August 30, 2008

Peter Frost Expresses Himself

Now recognizes the true face of so-called "anti-racism."

From his blog, emphasis added:

Peter Frost said...
I used to consider myself an anti-racist. I even once sat on the board of directors of an anti-racist organization. Today,
I have trouble recognizing myself in what this belief-system has become.

Why did I identify with anti-racism? I saw it as a means to defend non-European peoples who had become politically and demographically marginalized, often to the brink of extinction. This was, and still is, the case with Canada’s First Nations, but it’s also the case with many other peoples, including some that are oppressed by governments in Africa, Asia, and Latin America. As an anthropologist in particular, I saw anti-racism as a moral duty.

I don’t believe in conspiracy theories. But I do believe that ideologies can be exploited to serve new ends. In this case, anti-racism has gradually become an instrument of political disenfranchisement and demographic replacement – in a word, the very thing it used to combat.

This gradual change has turned what was once an ideology of the Left into an ideology of the Right.

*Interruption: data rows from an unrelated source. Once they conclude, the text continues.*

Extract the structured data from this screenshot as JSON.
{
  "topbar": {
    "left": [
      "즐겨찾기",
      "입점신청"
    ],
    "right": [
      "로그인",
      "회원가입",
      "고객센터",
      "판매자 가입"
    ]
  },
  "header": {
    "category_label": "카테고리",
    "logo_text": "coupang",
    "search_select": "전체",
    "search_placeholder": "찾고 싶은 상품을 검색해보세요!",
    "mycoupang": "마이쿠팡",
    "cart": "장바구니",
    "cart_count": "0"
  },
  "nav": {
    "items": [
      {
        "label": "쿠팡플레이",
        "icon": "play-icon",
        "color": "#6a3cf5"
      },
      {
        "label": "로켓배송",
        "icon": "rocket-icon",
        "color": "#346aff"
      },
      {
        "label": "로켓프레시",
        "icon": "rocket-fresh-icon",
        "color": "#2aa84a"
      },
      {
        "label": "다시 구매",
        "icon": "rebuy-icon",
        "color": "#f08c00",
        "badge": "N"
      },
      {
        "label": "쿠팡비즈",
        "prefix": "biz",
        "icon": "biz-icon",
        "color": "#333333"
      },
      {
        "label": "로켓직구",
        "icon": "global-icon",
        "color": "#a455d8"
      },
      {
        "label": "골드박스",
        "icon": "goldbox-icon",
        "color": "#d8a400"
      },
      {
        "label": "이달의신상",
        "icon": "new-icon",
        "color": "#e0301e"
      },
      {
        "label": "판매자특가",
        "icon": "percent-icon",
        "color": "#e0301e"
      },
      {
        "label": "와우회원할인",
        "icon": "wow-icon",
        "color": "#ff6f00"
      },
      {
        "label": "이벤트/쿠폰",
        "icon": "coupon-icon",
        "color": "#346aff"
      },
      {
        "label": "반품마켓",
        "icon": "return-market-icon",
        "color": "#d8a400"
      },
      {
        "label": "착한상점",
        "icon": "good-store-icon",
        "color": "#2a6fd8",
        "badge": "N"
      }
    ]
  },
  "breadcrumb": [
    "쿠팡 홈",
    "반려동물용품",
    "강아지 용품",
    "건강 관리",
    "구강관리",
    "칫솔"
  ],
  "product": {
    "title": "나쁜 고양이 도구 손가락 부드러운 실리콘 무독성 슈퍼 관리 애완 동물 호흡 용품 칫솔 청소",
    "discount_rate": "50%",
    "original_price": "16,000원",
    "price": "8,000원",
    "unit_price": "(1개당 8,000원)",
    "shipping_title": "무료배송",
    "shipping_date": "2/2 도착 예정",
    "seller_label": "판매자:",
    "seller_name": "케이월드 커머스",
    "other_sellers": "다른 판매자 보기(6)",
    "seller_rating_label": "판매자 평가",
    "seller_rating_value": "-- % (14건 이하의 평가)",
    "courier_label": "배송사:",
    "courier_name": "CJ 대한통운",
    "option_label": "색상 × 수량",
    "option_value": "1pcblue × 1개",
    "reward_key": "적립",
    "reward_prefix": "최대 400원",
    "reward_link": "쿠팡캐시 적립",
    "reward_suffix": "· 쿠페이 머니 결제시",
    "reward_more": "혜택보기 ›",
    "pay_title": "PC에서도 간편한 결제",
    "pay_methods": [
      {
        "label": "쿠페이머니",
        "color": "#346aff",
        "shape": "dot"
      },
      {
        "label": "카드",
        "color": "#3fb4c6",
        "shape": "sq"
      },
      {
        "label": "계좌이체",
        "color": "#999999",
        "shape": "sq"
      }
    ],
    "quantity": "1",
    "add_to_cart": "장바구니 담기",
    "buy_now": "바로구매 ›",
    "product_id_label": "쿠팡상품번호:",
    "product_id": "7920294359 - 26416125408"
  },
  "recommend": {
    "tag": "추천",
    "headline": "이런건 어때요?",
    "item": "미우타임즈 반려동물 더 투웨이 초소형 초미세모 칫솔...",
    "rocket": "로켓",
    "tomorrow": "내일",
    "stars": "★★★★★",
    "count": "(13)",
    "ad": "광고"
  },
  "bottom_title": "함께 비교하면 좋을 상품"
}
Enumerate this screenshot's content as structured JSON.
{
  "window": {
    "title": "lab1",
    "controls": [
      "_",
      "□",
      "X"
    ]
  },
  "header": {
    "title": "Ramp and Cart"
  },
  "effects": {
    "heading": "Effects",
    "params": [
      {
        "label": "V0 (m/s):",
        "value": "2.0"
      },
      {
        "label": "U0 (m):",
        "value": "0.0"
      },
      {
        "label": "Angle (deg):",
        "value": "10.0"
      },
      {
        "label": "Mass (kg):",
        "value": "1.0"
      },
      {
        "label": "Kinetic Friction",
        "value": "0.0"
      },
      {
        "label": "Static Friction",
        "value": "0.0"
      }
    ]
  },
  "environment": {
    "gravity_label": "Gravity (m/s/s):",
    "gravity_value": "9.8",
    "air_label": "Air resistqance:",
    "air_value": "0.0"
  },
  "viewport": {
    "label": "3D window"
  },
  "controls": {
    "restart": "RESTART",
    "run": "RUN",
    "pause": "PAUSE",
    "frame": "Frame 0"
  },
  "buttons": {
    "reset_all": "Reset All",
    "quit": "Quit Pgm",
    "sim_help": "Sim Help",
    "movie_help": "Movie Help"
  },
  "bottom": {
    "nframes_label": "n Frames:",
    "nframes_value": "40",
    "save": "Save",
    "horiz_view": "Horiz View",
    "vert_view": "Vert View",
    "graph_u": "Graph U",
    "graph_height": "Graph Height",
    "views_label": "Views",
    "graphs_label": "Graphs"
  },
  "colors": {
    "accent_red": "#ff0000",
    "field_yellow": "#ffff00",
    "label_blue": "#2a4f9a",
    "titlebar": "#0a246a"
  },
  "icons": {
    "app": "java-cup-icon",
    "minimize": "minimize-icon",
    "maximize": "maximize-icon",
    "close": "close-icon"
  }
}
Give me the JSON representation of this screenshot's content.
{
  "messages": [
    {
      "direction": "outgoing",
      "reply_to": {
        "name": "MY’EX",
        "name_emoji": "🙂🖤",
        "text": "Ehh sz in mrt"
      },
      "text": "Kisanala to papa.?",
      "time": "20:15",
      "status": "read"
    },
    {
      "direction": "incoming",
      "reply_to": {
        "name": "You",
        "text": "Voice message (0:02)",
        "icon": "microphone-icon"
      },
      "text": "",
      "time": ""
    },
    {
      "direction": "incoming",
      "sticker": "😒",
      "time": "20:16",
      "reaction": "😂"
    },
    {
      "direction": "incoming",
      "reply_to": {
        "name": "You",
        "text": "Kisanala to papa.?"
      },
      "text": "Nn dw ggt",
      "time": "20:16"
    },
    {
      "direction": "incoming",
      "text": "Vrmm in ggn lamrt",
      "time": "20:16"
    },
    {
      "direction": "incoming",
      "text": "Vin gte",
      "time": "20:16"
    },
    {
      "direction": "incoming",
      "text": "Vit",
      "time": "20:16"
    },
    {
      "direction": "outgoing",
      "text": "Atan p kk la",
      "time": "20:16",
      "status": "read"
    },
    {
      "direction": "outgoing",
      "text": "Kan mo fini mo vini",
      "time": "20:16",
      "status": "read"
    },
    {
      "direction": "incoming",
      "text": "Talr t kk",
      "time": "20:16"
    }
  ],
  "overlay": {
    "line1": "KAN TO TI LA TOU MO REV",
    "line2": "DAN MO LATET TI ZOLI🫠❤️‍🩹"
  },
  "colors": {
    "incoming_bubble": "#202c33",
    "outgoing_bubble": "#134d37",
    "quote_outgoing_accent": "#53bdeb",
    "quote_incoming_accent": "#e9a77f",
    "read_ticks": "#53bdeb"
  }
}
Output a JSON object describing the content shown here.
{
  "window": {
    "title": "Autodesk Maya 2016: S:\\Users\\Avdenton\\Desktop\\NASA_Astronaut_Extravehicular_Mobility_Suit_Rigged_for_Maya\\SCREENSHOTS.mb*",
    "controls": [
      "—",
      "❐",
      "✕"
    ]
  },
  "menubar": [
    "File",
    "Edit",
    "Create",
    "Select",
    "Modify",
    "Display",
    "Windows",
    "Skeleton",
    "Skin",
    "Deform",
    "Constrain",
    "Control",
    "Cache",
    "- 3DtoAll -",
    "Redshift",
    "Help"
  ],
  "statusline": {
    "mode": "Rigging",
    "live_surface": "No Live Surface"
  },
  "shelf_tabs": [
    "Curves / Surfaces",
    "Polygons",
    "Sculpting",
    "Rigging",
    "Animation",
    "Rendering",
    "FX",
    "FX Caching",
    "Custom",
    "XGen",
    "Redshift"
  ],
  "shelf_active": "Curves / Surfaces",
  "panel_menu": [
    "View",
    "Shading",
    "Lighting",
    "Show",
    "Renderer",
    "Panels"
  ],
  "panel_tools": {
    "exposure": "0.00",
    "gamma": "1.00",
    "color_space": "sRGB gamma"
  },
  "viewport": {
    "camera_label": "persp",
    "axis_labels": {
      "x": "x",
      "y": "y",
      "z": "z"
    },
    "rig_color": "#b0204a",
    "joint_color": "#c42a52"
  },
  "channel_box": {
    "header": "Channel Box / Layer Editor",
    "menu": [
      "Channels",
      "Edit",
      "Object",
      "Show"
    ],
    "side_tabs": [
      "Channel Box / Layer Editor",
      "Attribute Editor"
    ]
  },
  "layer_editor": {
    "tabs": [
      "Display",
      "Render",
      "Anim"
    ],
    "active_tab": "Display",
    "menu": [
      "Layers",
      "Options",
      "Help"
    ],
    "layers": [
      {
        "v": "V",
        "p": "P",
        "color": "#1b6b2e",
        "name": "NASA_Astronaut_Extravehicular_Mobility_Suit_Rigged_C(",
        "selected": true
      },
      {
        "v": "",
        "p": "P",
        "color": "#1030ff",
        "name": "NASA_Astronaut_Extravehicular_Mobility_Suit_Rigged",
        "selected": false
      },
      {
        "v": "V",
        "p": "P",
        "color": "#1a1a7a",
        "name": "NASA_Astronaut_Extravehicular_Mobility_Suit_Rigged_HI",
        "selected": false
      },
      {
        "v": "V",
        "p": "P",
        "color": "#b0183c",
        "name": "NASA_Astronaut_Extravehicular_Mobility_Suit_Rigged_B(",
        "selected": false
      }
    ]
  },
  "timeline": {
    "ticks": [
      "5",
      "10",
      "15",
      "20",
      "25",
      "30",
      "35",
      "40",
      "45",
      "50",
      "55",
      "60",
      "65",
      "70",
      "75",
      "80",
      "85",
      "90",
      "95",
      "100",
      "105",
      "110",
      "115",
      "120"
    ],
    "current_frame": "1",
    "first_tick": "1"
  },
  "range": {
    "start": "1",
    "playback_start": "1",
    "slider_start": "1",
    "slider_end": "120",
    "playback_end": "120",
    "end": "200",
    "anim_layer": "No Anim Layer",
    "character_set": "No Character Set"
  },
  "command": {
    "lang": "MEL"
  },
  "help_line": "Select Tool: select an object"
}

Anti-racism now serves the interests of a corporate globalist elite for whom the free flow of labor dovetails with their belief in the free flow of capital and trade.
For these people, it doesn’t matter that their ideology will destroy long-existing cultures and populations. They don’t even feel guilty about what they’re doing. Anti-racism gives them a clean conscience.


Well, I'm glad that Frost has wised up, but it is still hard to believe that an educated man such as himself - one that has exhibited some ability for independent thinking - was so naive to believe that "ant-racism" was ever anything other than "an instrument of political disenfranchisement and demographic replacement" wielded against European-derived peoples.

When are other anthropologists going to understand the need for Euro-preservationism?

Question for Frost: are you familiar with the work of Frank Salter?